Die politische Landschaft in Deutschland erlebt einen deutlichen Wandel: Die aktuellste Sonntagsfrage der Gesellschaft für Markt- und Sozialforschung (GMS) zeigt ein stark verändertes Stimmungsbild. Die AfD festigt mit 27 Prozent ihre Position als stärkste politische Kraft und legt im Vergleich zur vorherigen Erhebung Anfang März um drei Prozentpunkte zu.

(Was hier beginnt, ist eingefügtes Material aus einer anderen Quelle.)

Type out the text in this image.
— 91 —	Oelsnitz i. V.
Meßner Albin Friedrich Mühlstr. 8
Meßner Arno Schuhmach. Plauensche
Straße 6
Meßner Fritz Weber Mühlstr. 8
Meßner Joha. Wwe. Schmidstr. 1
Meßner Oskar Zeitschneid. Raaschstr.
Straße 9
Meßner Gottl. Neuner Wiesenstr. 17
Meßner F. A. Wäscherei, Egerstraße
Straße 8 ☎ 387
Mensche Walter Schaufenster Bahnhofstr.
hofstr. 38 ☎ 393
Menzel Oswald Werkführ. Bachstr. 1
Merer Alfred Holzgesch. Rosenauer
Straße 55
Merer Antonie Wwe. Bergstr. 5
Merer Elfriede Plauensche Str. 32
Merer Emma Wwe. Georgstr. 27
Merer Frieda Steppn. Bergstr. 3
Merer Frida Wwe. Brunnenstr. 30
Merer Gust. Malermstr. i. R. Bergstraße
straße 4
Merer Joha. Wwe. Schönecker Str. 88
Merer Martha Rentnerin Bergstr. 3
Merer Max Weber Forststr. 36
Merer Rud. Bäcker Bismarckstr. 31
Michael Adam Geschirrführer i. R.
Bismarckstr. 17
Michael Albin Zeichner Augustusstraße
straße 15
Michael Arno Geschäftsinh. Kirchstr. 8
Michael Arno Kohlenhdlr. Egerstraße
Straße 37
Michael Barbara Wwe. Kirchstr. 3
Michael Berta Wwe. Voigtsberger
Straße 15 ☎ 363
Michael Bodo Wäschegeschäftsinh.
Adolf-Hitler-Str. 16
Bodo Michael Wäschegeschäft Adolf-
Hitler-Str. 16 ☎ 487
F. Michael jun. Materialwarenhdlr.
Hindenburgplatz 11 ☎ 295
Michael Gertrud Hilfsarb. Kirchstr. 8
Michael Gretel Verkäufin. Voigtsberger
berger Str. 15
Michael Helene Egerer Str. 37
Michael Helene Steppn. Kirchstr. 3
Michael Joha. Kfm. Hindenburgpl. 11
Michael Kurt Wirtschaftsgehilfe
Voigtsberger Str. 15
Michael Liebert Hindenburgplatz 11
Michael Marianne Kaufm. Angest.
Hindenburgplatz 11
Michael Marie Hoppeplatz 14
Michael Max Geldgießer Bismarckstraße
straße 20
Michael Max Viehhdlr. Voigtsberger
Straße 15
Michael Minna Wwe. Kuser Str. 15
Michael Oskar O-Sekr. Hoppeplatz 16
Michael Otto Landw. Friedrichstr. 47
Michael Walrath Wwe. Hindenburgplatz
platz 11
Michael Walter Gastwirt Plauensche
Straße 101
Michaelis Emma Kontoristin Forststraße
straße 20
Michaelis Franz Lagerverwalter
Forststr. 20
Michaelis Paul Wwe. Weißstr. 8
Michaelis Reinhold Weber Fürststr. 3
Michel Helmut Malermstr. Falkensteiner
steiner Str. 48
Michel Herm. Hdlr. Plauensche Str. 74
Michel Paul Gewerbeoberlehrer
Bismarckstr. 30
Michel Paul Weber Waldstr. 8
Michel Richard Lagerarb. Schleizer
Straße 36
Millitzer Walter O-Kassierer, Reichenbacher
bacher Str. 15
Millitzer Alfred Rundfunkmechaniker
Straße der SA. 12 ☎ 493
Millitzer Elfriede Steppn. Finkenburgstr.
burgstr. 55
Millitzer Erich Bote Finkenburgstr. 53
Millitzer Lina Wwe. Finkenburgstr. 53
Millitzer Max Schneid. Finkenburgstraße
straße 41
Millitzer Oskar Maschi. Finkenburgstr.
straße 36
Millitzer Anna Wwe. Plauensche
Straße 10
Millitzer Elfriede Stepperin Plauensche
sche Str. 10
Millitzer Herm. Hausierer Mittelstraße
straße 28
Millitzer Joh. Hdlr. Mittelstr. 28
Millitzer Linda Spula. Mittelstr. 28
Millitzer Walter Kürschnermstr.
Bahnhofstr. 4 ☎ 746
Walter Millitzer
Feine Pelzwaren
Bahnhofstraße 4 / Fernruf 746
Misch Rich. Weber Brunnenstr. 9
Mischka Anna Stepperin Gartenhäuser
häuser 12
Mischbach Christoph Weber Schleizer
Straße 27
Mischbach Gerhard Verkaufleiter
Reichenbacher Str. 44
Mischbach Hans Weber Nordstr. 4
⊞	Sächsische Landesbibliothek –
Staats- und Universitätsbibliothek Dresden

Union und SPD verlieren deutlich
Während die AfD zulegt, müssen die beiden großen Volksparteien herbe Verluste hinnehmen. Die Union aus CDU und CSU büßt drei Prozentpunkte ein und kommt nun auf 23 Prozent. Noch dramatischer ist der Absturz der SPD: Die Sozialdemokraten fallen von 16 auf nur noch 11 Prozent – ein historischer Tiefstand, der sie auf Augenhöhe mit der Linken bringt.
Grüne und FDP im Aufwind
Profiteure der aktuellen Entwicklung sind die Grünen, die um vier Prozentpunkte auf 16 Prozent zulegen können. Auch die FDP kann sich über einen Aufschwung freuen: Mit nun 5 Prozent würde sie erstmals seit August 2024 wieder den Einzug in den Bundestag schaffen. Die Liberalen hatten zuletzt im August 2024 die Fünf-Prozent-Hürde erreicht.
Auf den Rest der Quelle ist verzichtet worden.